Namun, aku tetap mencoba percaya dengan mas suami karena beliau selalu bilang hubungan dengan Bu Dewi hanya sebatas atasan dan bawahan apalagi mereka sekarang kerjanya selalu terhubung jadi sebatas dekat hubungannya. Selain itu aku juga percaya karena Mas Azam yang aku kenal dia adalah laki-laki baik, juga rasanya tidak mungkin ada main dengan atasannya apalagi jarak umur di antara Mas Azam dengan Bu Dewi cukup banyak. Yah, memang kalau dilihat kriteria mungkin Bu Dewi masuk keselera suamiku. Yang lebih suka dengan wanita dewasa.
Contohnya hubungan kami terpaut usia dua tahu, aku lebih tua dua tahun dari Mas Azam. Kata mas suami kalau yang lebih tua itu nyambung aja pembicaraannya dan tidak manja, mandiri dan tidak neko-neko. Namun, masa iya dengan, Bu Dewi juga Mas Azam terpincut? Aku sudah beberapa kali ketemu beliau jauh lebih berumur dari Mas suami.
Kalau di kantor sudah bukan rahasia umum lagi rasanya sangat mustahil kalau gosip itu hanya dibagikan oleh orang-orang iseng saja. Apalagi gosip itu bukan kali ini saja aku dengan sudah cukup lama mendengar gosip itu. Namun, selama ini aku berusaha tetap percaya dengan Mas Azam.
Aku beranjak dari balik jendela berjalan ke tempat tidur. Menatap wajah Giovani yang sedang tertidur pulas rasanya hati ini seperti teriris sembilu, perih. Anakku saat ini berusia tiga tahun. Lalu bagaimana nasib kami kalau benar Mas Azam selingkuh?
Kembali aku teringat perjuangan awal kami menikah.Tidak mendapatkan restu dari orang tua serta pekerjaan Mas Azam yang hanya staff biasa membuat aku, nekat menikah dengan Mas Azam meskipun ibu tidak merestui hubungan kami. Baru setelah Gio lahir perekonomian mas suami membaik hingga sekarang kami bisa hidup mewah, dan ibu perlahan pun membuka restu pernikahan kami. Karena Mas Azam bisa membuktikan kalau dia laki-laki yang tanggung jawab.

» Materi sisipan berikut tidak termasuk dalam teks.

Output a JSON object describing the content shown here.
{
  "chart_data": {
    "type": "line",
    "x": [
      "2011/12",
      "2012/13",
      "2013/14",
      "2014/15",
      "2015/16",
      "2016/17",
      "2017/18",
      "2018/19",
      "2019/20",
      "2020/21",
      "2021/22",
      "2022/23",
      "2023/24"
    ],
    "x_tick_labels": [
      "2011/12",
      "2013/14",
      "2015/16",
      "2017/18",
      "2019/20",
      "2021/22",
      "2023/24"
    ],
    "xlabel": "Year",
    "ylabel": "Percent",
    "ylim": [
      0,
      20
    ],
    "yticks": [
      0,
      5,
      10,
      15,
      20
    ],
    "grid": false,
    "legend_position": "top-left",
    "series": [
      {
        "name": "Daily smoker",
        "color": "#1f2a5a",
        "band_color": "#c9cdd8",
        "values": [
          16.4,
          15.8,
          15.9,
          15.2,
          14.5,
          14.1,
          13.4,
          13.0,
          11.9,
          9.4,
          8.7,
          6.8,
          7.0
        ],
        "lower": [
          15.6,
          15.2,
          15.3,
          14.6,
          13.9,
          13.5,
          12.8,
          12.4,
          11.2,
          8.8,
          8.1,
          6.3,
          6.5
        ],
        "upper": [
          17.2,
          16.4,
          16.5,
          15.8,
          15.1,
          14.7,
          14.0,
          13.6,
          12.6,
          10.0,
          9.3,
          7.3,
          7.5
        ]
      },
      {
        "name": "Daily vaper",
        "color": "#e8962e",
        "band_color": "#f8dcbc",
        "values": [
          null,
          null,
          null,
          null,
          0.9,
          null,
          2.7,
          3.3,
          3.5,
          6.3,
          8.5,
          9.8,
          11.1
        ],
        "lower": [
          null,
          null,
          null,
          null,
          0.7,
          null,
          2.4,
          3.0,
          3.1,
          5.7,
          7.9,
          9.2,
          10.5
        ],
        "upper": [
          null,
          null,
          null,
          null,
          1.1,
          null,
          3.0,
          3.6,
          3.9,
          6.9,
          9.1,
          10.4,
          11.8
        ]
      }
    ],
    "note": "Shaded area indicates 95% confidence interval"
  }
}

Aku mencium kening Gio, sebelum memutuskan mencoba menyusul Mas Azam ke kantor. Mungkin saja aku tahu sesuatu dan tidak lagi berpikiran yang tidak-tidak. Aku hanya ingin membuktikan kalau Mas Azam tidak akan selingkuh. Mas Azam laki-laki yang setia dan tidak mungkin bermain api dengan bosnya.
"Bi, tolong jaga Gio yah. Aku ada urusan sebentar." Aku akhirnya menitipkan Gio pada Bi Jumi, asisten rumah tangga di rumah kami.
"Baik Bu."
"Sayang, Bunda pergi sebentar yah, Gio sama Bibi dulu. Jangan rewel yah Sayang." Sebelum memutuskan pergi aku pun pamit dulu pada anakku di telinga kanannya dengan berbisik. Meskipun Gio sedang tidur pulas, tapi aku tahu dia akan dengan apa yang aku bisikan.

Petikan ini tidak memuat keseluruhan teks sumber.